Today’s buyers are getting a lot smarter at figuring out how they can improve their organizations by using the resources and knowledge available through third-party relationships. Examining plans to outsource over the next three years reinforces this mind-shift:
The Secular-Shifters: Gearing up with long-term aggressive outsourcing strategies
The five most bullish industries planing significant increases with outsourcing, are not only basing their planning on their proven, ongoing cost-reduction outcomes (see Part I), but also because the fundamentals of their industries have dramatically shifted in the recent past, for example:
There are just a few examples of major industries, being shaken to their very foundations, where we can reel off secular shifts driving unprecedented demands on organizations to remain profitable. Is it any coincidence that it’s these industries that are today being the most aggressive with embracing third-parties to redefine their global operations? Secular changes drive bolder, more radical behaviours, and it’s already clear that a more aggressive approach to outsourcing is high on these organizations’ agendas.
The Penny Businesses: Living month-to-month
Industries such as retail and manufacturing, one can argue, have already been through their secular shifts over the last three decades or more. While they have had to experience much fundamental change, for example mass globalization of markets and volatile changes to consumer spending behaviors, the very essence of these industries is still the same – their organizations are focused on inventory management and supply chain optimization, maintaining operating margins and accurately predicting demand. To them, outsourcing has always been an option, and has been readily explored over the years to find more pennies to save. Hence, it’s no surprise that these organizations are more conservative with their long-term operational planning. Moreover, these businesses are typically reactive to market conditions and often radical long-termism doesn’t fit as well with their mentality, especially when faced with uncertain times ahead. In addition, many of them have already shaved their operating costs to the bone, hence digging out new productivity benefits via outsourcing is often challenging – and mistakes can prove fatal in a low-margin business. While heavy outsourcing adopters in the past, we expect these sectors to remain focused on outsourcing, but with a large proportion opting for a more reserved approach.

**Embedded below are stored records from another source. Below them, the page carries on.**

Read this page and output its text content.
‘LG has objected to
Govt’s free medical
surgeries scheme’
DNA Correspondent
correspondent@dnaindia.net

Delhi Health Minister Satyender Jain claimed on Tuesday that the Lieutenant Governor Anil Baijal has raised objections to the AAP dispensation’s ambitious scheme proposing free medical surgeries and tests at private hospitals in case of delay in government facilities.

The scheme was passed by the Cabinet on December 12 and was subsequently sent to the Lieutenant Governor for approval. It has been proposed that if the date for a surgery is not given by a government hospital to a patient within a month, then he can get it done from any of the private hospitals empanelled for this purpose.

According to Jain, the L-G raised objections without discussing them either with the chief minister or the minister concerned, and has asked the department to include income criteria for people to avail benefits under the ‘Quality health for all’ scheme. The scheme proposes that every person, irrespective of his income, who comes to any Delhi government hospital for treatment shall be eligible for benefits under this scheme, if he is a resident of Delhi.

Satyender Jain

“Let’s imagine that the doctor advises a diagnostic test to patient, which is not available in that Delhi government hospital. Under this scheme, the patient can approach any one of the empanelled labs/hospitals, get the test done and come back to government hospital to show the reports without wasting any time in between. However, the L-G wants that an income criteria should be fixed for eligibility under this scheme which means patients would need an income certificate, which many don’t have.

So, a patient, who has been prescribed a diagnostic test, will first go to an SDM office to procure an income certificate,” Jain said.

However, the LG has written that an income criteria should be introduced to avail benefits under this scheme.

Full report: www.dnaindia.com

The Public Sector: Facing up to unprecedented challenges
One industry which is going through more secular change than any today is the Public Sector. Quite simply, national and local government bodies are under unprecedented pressures to drive austerity measures and make long-term plans to drive new productivity programs. This explains why 55% of public sector bodies actually foresee some moderate increase in outsourcing activity over the long-haul. Huge political bodies, such as the US Navy, NASA, the UK Inland Revenue and National Health Service – and even the FBI – all outsource elements of their operational support functions to varying degrees. With increased onshore delivery resources becoming available from several providers, this could well turn out to be a surprisingly large growth sector for outsourcing.
The Bottom-line: New fundamentals are creating new rules, and outsourcing could be a significant beneficiary
Outsourcing would appear to be entering a new era – one where organizations can no longer afford to ignore its benefits. Moreover, as these radical and secular changes to many of our core industries take hold, business leaders simply cannot overlook the competitive advantage outsourcing offers: enabling them to focus on developing competitive advantage. These secular shifts are threatening the survival of many businesses, but at the same time are opening up major opportunities to build smarter, more globalized and leaner organizations. As we venture into unprecedented times of uncertainty that are bringing new challenges, business leaders can no longer afford to cling to many of the methods of yesteryear to steer their organizations, and this data points to a more bold, radical approach to embrace the benefits of global sourcing.